Tous les hôpitaux de la capitale du Soudan, Khartoum, à l'exception de quelques-uns, ont fermé leurs portes en raison du conflit qui y fait rage. Ceux qui restent ouverts sont souvent à court d'électricité, faisant de l'accouchement une expérience encore plus stressante que d'habitude, tant pour les femmes que pour le personnel soignant qui tente de les aider - en particulier si une intervention chirurgicale est nécessaire.

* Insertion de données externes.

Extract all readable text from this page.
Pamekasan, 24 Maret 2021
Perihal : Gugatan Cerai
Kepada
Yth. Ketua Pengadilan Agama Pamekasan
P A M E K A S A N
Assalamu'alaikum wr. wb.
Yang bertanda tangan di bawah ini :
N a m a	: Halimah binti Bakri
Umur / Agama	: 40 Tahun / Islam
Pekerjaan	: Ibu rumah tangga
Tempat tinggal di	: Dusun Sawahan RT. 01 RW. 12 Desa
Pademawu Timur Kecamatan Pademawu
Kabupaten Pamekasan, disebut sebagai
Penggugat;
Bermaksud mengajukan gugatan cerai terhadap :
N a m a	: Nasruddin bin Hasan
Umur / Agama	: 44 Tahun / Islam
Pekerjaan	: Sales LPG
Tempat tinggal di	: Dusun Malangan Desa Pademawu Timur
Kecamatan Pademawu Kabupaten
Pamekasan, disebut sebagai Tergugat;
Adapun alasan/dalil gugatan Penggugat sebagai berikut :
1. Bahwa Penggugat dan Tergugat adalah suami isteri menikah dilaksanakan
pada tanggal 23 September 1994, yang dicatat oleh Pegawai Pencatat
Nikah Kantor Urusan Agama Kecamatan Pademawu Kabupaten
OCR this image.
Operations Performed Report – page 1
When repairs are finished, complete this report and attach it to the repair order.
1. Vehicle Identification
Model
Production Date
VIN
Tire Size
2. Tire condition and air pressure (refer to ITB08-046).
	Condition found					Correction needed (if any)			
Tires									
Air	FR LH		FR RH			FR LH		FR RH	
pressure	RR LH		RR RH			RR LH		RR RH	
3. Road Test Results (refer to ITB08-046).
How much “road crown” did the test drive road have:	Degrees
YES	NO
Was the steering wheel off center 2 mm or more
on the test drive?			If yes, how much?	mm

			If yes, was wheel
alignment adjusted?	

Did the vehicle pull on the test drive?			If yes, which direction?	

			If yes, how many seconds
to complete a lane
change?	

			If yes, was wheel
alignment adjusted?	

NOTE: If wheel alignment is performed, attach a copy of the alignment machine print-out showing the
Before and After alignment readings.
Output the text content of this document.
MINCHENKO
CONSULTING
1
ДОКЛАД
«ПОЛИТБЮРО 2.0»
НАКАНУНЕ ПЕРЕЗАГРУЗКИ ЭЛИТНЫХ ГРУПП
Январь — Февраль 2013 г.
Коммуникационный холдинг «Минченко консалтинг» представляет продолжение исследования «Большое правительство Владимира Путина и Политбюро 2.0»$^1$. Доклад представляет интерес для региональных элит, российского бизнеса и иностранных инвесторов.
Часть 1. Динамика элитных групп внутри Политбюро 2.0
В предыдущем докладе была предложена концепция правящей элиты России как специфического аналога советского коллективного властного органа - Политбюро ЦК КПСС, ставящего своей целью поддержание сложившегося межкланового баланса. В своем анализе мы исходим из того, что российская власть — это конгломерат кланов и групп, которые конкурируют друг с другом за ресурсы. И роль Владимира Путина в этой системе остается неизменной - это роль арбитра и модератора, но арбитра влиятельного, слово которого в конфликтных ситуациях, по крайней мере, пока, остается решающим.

"Nous nous appuyons sur les lumières des téléphones portables pour pratiquer une césarienne", a déclaré le Dr Howaida Ahmed al-Hassan, obstétricienne, dans une vidéo partagée avec la BBC.
Elle a enregistré les images alors qu'elle opérait une future mère.
On voit ses mains gantées exercer une pression sur la poitrine et l'estomac de la patiente pendant que la césarienne se déroule.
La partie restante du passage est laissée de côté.